At Plume, we like to focus on the positive effort and achievement we expect to see. However, where there are cases of poor behaviour, staff follow a clear sanction routine, which is posted on every classroom wall, for staff and students. This ensures a consistent, fair approach is used across the academy.
If the behaviour moves beyond this system there is a clear series of procedures outlined in our Academy Behaviour Policy. For more information on this and other school policies, please look at our policies by clicking here.
3. How is progress and achievement measured and responded to?
A student’s progress and achievement are measured through assessments completed by students in class. This could be an assessed practical, controlled assessment, ongoing assessment of classwork/homework, self and peer assessment in class, written tests or similar, dependent upon the specifics of the subject being studied. This range of assessment is used in a number of ways, for example…
a. The class teacher feeds back information to the student on how they can improve upon their previous work and so make progress.
b. The class teacher builds up a pattern of the strengths and weaknesses the student has and uses this to plan lessons, which meet their learning needs.
c. Data is recorded and fed back to parents either directly, where a specific issue arises or more generally through regular Progress Reviews during the course of the year.
d. Feedback to parents also occurs through a Yearly Parents Evening.
Where a student is exceeding their target grades and making exceptional progress, we will investigate ways of helping them progress further and feedback from parents is extremely helpful in this case. If a student is struggling to make the expected rate of progress, then we investigate opportunities to provide support both inside and outside normal lessons, for example, numeracy intervention, peer mentoring and so on.

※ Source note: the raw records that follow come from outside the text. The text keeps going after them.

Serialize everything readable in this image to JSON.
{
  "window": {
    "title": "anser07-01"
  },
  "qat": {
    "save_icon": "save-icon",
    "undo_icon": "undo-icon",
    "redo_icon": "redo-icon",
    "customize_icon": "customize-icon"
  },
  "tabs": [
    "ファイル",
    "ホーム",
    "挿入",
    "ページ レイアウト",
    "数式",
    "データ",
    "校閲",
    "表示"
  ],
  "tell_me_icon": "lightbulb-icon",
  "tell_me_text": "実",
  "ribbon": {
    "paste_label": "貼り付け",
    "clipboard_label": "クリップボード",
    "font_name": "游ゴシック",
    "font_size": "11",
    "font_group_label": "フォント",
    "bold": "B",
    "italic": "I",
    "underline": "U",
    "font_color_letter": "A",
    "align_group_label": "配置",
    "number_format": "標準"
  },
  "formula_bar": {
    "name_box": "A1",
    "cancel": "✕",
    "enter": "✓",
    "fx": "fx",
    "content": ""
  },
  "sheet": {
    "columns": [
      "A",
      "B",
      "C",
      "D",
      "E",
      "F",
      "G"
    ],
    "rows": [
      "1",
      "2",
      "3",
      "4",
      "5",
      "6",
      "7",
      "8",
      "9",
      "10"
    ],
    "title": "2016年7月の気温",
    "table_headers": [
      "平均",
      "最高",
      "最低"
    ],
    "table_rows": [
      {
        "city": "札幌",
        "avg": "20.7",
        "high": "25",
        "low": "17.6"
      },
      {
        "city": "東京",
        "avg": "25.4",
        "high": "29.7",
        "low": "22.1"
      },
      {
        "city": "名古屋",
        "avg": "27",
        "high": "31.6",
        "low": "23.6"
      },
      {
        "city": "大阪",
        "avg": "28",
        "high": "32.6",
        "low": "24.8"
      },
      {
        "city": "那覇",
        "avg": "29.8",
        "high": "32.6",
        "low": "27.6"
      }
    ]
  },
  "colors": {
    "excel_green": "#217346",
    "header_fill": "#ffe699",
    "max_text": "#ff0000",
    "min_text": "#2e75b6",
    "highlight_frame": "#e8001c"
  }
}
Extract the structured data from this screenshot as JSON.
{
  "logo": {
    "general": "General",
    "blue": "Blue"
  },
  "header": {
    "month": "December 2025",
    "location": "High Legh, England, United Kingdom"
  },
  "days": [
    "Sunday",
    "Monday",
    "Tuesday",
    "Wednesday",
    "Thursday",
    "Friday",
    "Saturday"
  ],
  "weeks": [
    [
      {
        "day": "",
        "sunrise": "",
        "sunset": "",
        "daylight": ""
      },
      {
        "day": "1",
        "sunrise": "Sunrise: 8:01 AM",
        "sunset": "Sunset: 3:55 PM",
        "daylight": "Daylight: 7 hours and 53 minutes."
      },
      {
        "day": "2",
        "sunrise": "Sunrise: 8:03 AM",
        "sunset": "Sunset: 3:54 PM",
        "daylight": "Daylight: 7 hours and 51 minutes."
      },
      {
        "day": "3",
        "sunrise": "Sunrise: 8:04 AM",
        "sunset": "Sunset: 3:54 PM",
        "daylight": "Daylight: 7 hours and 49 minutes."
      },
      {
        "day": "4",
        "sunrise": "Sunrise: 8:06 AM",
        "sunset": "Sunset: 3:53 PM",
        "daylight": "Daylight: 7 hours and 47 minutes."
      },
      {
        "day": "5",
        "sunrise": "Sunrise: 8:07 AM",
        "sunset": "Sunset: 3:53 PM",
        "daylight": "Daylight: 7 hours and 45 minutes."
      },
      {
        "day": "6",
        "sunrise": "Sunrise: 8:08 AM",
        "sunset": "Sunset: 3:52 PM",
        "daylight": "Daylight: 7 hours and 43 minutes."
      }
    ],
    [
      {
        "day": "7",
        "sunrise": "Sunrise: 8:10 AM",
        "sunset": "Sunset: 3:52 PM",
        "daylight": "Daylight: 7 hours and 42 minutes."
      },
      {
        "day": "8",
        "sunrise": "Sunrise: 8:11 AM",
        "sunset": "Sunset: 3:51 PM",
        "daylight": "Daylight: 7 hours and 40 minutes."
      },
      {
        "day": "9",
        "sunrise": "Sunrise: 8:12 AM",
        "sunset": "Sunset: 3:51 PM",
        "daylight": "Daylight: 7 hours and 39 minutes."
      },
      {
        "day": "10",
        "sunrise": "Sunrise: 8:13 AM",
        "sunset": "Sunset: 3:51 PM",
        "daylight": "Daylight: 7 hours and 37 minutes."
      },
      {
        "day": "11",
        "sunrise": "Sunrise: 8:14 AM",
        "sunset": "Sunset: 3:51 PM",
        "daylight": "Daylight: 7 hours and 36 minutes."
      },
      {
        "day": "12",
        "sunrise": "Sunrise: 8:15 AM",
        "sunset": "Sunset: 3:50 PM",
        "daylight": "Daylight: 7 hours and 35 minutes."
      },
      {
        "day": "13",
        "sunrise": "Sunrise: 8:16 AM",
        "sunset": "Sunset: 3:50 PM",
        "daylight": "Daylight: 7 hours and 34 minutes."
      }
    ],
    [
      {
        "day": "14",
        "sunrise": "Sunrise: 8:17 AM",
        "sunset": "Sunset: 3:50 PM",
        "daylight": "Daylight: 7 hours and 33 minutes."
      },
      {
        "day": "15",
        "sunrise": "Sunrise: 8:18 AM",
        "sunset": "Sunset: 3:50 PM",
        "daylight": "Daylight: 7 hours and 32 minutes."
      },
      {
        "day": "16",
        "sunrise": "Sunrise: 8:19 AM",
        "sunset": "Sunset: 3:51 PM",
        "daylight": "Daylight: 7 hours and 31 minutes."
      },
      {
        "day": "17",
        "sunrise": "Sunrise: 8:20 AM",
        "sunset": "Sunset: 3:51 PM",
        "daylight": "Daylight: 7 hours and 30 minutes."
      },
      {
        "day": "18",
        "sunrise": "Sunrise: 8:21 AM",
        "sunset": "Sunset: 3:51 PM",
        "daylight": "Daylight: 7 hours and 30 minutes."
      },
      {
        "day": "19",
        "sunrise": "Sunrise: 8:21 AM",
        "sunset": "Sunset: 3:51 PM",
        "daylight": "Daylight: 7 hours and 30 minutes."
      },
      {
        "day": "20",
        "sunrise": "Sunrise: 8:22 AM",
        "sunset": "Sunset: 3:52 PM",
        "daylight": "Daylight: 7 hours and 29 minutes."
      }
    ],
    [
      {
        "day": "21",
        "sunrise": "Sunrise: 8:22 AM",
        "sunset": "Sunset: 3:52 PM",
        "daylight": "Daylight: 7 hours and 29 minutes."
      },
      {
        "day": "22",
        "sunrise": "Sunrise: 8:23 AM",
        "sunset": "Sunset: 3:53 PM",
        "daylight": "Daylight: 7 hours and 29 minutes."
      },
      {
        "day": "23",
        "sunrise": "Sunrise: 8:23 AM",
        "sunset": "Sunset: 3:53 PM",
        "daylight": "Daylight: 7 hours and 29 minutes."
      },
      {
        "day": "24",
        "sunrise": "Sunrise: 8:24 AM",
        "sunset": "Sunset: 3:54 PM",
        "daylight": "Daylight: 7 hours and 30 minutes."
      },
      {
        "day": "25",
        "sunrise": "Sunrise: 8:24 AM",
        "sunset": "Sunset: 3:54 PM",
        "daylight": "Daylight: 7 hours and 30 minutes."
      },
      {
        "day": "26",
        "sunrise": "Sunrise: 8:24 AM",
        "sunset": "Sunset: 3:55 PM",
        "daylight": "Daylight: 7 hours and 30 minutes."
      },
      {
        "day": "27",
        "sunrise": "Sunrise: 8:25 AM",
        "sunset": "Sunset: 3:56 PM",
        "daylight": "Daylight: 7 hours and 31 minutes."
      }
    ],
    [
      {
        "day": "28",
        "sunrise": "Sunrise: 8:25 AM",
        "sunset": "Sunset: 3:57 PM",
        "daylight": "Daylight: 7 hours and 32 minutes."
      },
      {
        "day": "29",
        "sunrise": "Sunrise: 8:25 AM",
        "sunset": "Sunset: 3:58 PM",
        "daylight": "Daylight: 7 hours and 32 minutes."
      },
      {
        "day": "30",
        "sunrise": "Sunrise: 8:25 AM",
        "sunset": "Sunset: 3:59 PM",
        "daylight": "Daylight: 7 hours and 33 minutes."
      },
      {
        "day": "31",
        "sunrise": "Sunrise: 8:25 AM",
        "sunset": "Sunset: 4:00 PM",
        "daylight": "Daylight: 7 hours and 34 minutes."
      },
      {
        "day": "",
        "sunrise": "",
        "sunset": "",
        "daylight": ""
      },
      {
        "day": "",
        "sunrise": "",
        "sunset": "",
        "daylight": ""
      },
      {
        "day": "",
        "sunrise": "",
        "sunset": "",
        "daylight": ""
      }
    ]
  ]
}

My child is very able – what is the provision for them?
At Plume we cater for students of a wide range of abilities and support them all in being successful. The best way to support students who are particularly able is the same as any other student; to use their strengths and develop the areas that they need to develop in. Plume Staff, realise the need to tailor lessons to suits different abilities and do so to maximise progress.
Students who are particularly able (identified as gifted and talented) in particular subjects, may complete an individual education plan, which guides staff in identifying the best ways in which to support their progress.
My child has special educational needs – what is the provision for them?
For information on support for students with special education needs, please look at the SEN Local Offer on our website (SEN Offer, please click here) For more information on other academy policies, please look at our academy policies by clicking here.
4. What is the average class size at Plume/Mill Road Campus?
In some respects the average class size does not indicate the same thing it did at Primary school, where students often remain in one class for the whole time. The size of the class will be determined.
by a number of factors, all set up with the intention of maximising students opportunity to learn effectively.
For example, class sizes in Technology subjects do not exceed twenty students to accommodate them, whereas core subjects (e.g. English and Mathematics) may be taught in very small classes (as low as fourteen) to ensure specific educational support can be offered or larger classes of more able students.
Class sizes will also vary in option groups in Year 9-13, based upon the choices made by the students as they progress through the academy. This can result in some small class sizes for specific subjects and larger groups in others. The typical class size rarely exceeds thirty in most cases.
5. What is homework like at Mill Road Campus?
Homework is designed to expand upon students learning in the classroom and promote responsibility with the students themselves in terms of managing and completing homework activities. These can vary from ongoing projects e.g. cell modelling in Science, to computer-based assignments, such as MyMaths homework in Mathematics.
We are currently investigating ways we can share homework activities more effectively with parents/carers, so they can support their children in being successful learners.